Alex salió de la ducha, se recostó sobre la cama y encendió la televisión. Era la primera vez que tomaba una habitación de hotel solo, y se sentía como el dueño del mundo.

Se secó y se vistió en pocos minutos, con idea de bajar a comer un bocado. Dejó el cuarto hacia las ocho, descendió a la planta baja y buscó el restaurante. Cuando la encontró, más allá de un largo corredor con retratos de grandes jazzmen, vio que estaba casi desierto. Solo había un camarero que estaba sirviendo un plato humeante a un anciano sentado en una mesa al fondo del salón.

Alex eligió un sitio y consultó el menú. Mientras esperaba al camarero, oyó el extraño ruido que hacía el anciano al sorber el caldo.

«No pierdo riada por intentarlo», se dijo Alex antes de levantarse y dirigirse a la mesa del viejo.

Im sorry, sir —comenzó, azorado—. Do you know a family… —Alex buscó las palabras exactas— called Graver?

El hombre levantó la mirada y frunció el ceño. Alex se sintió incómodo, pero el hombre empezó a hablar, silabeando bien las palabras en un inglés elegante y libre de inflexiones dialectales.

Le dijo que de esa familia no sabía mucho, pero que desde luego recordaba al buen Roger Graver, campeón de ajedrez del torneo de la ciudad tres años seguidos. Frecuentaba un círculo del que era socio. Por cuanto recordaba, vivían en Blyth Street, en el 21 o 23. Lo recordaba porque había enviado allí varias invitaciones para diversos torneos nacionales. Y también recordaba otro detalle: los Graver tenían una niña pequeña.

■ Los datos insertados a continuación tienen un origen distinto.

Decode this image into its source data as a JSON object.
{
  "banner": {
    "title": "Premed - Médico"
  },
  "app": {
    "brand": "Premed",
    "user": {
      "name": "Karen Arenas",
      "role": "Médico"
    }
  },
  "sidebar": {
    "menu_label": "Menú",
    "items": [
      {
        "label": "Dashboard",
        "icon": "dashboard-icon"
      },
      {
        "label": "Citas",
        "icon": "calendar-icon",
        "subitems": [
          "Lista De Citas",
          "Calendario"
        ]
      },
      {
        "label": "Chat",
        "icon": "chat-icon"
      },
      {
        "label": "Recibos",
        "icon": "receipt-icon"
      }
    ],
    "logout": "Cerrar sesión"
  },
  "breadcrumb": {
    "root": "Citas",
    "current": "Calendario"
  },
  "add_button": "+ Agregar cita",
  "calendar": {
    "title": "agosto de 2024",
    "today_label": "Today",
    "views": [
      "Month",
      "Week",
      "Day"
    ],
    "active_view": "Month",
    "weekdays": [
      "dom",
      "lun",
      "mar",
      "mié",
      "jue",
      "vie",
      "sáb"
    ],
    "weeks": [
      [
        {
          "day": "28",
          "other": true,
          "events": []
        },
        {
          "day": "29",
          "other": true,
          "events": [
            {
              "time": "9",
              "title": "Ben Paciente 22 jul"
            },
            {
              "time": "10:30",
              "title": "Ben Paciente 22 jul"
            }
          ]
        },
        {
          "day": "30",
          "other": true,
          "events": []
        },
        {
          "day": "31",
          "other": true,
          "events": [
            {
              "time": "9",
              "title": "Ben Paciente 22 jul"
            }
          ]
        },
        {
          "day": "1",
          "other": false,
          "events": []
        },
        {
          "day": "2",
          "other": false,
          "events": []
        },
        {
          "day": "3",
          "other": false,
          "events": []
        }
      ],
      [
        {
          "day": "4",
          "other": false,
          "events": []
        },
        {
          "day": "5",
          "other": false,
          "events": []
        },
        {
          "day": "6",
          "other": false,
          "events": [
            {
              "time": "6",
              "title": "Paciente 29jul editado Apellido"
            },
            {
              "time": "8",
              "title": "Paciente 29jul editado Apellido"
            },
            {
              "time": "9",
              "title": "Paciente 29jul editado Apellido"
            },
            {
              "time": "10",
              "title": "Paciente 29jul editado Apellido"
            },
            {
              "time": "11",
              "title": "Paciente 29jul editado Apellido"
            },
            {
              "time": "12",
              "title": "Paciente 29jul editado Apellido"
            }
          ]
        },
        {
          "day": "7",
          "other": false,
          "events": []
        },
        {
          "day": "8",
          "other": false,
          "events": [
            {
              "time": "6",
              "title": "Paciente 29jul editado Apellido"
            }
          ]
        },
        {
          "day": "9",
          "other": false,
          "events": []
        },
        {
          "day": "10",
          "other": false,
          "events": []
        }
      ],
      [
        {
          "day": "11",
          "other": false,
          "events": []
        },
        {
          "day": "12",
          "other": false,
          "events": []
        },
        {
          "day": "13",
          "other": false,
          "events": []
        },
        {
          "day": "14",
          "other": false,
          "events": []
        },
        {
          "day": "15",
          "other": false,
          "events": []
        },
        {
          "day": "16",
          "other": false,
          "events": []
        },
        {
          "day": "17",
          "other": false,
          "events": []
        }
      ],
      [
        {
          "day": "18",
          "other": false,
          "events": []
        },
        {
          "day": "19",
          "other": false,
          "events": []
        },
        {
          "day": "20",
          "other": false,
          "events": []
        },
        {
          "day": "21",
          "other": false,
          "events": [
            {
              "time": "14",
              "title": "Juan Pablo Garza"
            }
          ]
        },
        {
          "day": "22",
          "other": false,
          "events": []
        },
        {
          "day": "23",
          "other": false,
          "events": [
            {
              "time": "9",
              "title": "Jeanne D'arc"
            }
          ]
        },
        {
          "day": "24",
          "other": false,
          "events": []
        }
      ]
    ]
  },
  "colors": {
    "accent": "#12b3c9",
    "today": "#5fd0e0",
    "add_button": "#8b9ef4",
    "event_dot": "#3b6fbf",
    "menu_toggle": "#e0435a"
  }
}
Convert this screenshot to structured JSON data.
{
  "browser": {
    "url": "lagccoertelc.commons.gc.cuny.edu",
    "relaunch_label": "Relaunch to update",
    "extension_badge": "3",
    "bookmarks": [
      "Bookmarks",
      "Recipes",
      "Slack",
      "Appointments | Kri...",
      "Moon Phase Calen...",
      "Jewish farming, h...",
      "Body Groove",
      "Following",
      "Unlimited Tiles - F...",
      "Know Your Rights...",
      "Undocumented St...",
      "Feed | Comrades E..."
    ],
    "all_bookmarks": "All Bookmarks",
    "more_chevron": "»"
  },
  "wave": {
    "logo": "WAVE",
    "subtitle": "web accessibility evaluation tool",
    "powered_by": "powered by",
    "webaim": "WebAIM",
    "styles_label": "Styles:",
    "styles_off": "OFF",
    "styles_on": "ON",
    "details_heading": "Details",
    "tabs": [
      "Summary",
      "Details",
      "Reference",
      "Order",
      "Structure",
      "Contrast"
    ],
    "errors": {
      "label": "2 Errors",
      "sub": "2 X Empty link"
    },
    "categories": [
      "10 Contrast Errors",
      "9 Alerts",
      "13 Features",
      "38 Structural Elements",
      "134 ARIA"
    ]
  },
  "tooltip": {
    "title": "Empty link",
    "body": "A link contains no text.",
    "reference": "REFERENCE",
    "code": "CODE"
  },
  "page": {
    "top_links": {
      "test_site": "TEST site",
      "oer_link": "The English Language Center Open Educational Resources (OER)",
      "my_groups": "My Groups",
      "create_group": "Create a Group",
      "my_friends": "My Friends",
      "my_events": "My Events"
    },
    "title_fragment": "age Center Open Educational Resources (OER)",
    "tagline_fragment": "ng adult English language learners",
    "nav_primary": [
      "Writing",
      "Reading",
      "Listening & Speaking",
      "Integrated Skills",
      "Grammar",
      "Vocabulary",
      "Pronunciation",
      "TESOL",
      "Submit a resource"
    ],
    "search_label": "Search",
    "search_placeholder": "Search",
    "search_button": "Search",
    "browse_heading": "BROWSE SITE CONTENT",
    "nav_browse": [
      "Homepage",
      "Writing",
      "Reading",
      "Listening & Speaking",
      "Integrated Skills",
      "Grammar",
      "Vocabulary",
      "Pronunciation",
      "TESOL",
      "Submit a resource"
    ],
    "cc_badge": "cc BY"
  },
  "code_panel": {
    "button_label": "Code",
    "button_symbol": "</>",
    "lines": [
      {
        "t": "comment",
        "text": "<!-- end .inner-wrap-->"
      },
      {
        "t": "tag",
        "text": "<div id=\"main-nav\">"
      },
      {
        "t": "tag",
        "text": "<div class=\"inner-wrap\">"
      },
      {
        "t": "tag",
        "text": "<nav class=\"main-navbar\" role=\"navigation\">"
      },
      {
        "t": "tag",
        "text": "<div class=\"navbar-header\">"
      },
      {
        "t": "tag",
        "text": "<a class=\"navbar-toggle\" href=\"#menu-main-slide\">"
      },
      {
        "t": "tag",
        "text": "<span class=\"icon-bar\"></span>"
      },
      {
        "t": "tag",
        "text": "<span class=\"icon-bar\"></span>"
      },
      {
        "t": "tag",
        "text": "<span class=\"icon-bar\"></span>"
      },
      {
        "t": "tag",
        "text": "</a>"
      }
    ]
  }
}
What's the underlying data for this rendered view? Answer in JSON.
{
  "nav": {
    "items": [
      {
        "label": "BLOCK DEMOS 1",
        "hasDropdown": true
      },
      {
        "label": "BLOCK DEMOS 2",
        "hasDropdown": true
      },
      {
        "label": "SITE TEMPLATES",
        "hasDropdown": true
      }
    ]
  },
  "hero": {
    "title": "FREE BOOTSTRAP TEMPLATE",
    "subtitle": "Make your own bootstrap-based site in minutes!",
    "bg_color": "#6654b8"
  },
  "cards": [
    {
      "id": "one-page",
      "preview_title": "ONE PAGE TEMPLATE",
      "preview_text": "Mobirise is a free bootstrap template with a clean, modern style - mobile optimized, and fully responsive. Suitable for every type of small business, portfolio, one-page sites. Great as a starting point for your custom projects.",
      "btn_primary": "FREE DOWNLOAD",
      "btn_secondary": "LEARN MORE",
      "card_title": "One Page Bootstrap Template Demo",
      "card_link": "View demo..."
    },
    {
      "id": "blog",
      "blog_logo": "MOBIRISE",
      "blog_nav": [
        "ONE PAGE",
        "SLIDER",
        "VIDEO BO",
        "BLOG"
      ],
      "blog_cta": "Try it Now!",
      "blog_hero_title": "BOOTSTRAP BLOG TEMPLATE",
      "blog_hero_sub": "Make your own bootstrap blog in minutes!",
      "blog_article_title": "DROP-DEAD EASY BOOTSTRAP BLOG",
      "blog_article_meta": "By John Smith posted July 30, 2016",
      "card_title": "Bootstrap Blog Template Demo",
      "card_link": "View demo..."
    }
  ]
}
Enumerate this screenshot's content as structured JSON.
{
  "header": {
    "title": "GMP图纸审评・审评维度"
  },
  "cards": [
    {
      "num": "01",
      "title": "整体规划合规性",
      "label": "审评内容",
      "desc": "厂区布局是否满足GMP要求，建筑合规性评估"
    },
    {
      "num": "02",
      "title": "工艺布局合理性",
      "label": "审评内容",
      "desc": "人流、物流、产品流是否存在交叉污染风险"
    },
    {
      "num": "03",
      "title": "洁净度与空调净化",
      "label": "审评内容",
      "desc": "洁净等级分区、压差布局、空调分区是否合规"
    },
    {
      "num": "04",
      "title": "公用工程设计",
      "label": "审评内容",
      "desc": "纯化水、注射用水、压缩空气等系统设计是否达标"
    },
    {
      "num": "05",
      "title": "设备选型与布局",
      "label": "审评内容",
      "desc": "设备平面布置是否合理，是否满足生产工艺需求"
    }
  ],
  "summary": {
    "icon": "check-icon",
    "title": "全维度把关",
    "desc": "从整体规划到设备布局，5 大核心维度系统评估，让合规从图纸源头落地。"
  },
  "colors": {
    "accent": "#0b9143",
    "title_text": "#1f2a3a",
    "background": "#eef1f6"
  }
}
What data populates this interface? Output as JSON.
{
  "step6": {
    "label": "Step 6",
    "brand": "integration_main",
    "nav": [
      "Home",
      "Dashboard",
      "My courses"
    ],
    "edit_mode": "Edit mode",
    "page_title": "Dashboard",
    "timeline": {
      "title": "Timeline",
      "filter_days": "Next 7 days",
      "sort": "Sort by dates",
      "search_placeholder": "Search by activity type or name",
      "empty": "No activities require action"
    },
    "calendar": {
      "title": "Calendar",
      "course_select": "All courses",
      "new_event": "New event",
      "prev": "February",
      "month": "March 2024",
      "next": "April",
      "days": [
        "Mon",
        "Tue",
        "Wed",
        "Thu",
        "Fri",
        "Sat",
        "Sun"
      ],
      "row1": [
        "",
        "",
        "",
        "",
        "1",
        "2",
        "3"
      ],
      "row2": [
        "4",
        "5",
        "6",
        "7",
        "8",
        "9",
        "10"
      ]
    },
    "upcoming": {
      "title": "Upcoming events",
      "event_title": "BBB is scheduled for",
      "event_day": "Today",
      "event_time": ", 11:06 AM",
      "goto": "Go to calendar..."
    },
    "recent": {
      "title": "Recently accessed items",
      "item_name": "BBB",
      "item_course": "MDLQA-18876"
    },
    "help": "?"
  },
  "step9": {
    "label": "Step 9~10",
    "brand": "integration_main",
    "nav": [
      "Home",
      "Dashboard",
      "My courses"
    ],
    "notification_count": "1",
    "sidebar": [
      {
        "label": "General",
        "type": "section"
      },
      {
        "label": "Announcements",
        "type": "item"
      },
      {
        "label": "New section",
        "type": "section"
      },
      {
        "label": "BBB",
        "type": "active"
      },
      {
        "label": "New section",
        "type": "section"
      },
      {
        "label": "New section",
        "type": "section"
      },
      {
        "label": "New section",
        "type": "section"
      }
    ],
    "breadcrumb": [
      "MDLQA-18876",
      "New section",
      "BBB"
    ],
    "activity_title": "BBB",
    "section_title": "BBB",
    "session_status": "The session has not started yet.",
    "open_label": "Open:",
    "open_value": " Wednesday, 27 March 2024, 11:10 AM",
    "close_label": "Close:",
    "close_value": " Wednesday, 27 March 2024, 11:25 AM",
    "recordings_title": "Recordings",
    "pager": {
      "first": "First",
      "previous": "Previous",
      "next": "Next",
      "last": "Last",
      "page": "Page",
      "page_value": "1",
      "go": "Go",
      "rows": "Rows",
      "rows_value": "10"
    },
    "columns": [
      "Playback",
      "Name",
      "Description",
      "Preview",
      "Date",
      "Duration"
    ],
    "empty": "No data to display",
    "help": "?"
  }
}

—¡Gracias! —exclamó Alex, radiante, olvidándose de hablar en inglés. Hizo una media reverencia y saludó torpemente al hombre que le había dado una valiosa información. Había interrogado a muchas personas a lo largo de la tarde sin obtener ningún resultado, pero había bastado entrar en aquel hotel para encontrar a la persona correcta.

Ya no tenía ninguna duda. Al día siguiente hablaría con Jenny.